MARY HAWKES
© Unknown
Officer Jeremy Dear, who has a history of malfunctioning body cameras, shot and killed 19-year-old Mary Hawkes in the early morning hours of April 21, 2014 — an incident not captured on video thanks to another apparent equipment malfunction. Dear had repeatedly claimed Hawkes presented an imminent threat to his life when she pointed a gun at him after a pursuit for alleged car theft — but new evidence makes that claim highly suspicious.

Newly revealed documents cited by local ABC affiliate KOAT, say no DNA or fingerprints were found on the firearm Hawkes putatively pointed at Dear — but Albuquerque police have known this since the incident.

Simply put, Albuquerque police confirmed the story that Dear had been threatened by the weapon Hawkes supposedly wielded on the now-fired officer — despite the lack of physical evidence from the weapon, itself.

But according to the Albuquerque Journal, "the reports state that police believed there was sufficient evidence to link the gun to Hawkes, 19, through a series of her Facebook messages and friends. Police considered the case 'exceptionally cleared' and sent the case to the District Attorney's Office for review without recommending any charges be filed against Dear. The DA's office is still reviewing the case."

Police felt the fact Hawkes had messaged back and forth with the man they traced the gun to, and that other messages accused Hawkes of stealing the man's gun, were sufficient to conclude that was indeed the weapon she'd pointed at Dear.

Several concerns in the case haven't been explained, however, and the release of what the Journal termed "hundreds" of police documents present fresh questions.

Police had originally said of the incident Hawkes was spotted by Officer Sonny Molina earlier in the evening driving a truck that didn't belong to her — though the vehicle was later found to belong to a man the teen had been staying with for weeks.

Police cornered Hawkes in a trailer park, but she refused to listen to their commands, instead jumping a wall to flee.

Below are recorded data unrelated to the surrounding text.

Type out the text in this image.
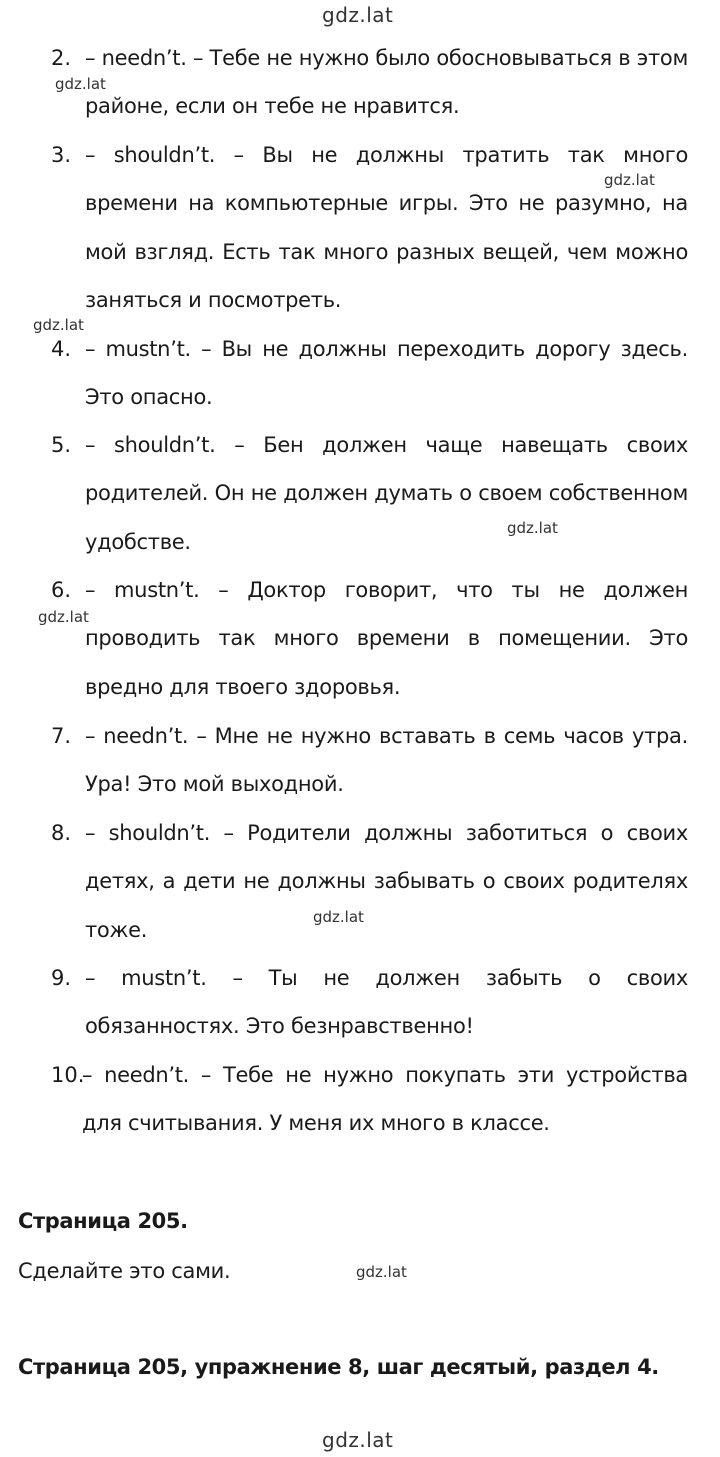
gdz.lat
2. – needn’t. – Тебе не нужно было обосновываться в этом районе, если он тебе не нравится.
3. – shouldn’t. – Вы не должны тратить так много времени на компьютерные игры. Это не разумно, на мой взгляд. Есть так много разных вещей, чем можно заняться и посмотреть.
4. – mustn’t. – Вы не должны переходить дорогу здесь. Это опасно.
5. – shouldn’t. – Бен должен чаще навещать своих родителей. Он не должен думать о своем собственном удобстве.
6. – mustn’t. – Доктор говорит, что ты не должен проводить так много времени в помещении. Это вредно для твоего здоровья.
7. – needn’t. – Мне не нужно вставать в семь часов утра. Ура! Это мой выходной.
8. – shouldn’t. – Родители должны заботиться о своих детях, а дети не должны забывать о своих родителях тоже.
9. – mustn’t. – Ты не должен забыть о своих обязанностях. Это безнравственно!
10.
– needn’t. – Тебе не нужно покупать эти устройства для считывания. У меня их много в классе.
gdz.lat
gdz.lat
gdz.lat
gdz.lat
gdz.lat
gdz.lat
Страница 205.
Сделайте это сами.	gdz.lat
Страница 205, упражнение 8, шаг десятый, раздел 4.
gdz.lat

Dear pursued her on foot.

Police claimed Hawkes stopped, turned, and pointed a weapon at Dear, who then shot and killed her as he feared for his life — though his body camera somehow became unplugged and failed to capture the shooting.

According to the Journal, the attorney for Hawkes' family in the case, Shannon Kennedy, said an expert they hired for the lawsuit over her death found the teen must have "been falling toward the ground when she was shot at a downward angle through the left ear, arm, and back."

Further lending suspicion to the official police story, on advice of his attorneys, Dear invoked the Fifth Amendment more than 100 times throughout his deposition for the family's civil suit, which claimed the now-known lack of fingerprints and DNA on the weapon in question.

Dear was later fired by the department over the repeated insubordination in failing to activate his lapel camera in nearly half of all encounters with civilians, including the shooting of Hawkes. Describing the April malfunction, in the aftermath of having shot Hawkes, Dear said:

"I remember at the end, I was like oh [expletives], my camera, it was unplugged. I mean I've had problems in the past, they come unplugged, you catch that little cord on something and it snags out."

Dear surmised that's exactly what happened at some point as he pursued Hawkes.

Internal affairs launched an investigation into the officer's repeated failure to use his lapel camera, and Police Chief Gordon Eden fired Dear over the issue, saying he had been ordered to record 'each and every' encounter with the public.

Dear disputed his termination, and his appeal to the city's personnel board was affirmed, reinstating the officer to his position.

Although the city has retorted with its own appeal of the board's decision, Dear now remains an active-duty officer patrolling the streets — despite his penchant for failing to record questionable incidents, reported by The Free Thought Project in 2014.

Hawkes' distraught family doesn't understand how Dear could still be on the job or how he hasn't been held accountable for their loved one's suspicious death.

"I'm absolutely outraged that there has not been a trial for Jeremy Dear," said Hawkes' godmother, Carolina Acuna Olvera. "Absolutely outraged whether they found guns, whether they found fingerprints or not that she was shot several times by this officer. That she was murdered."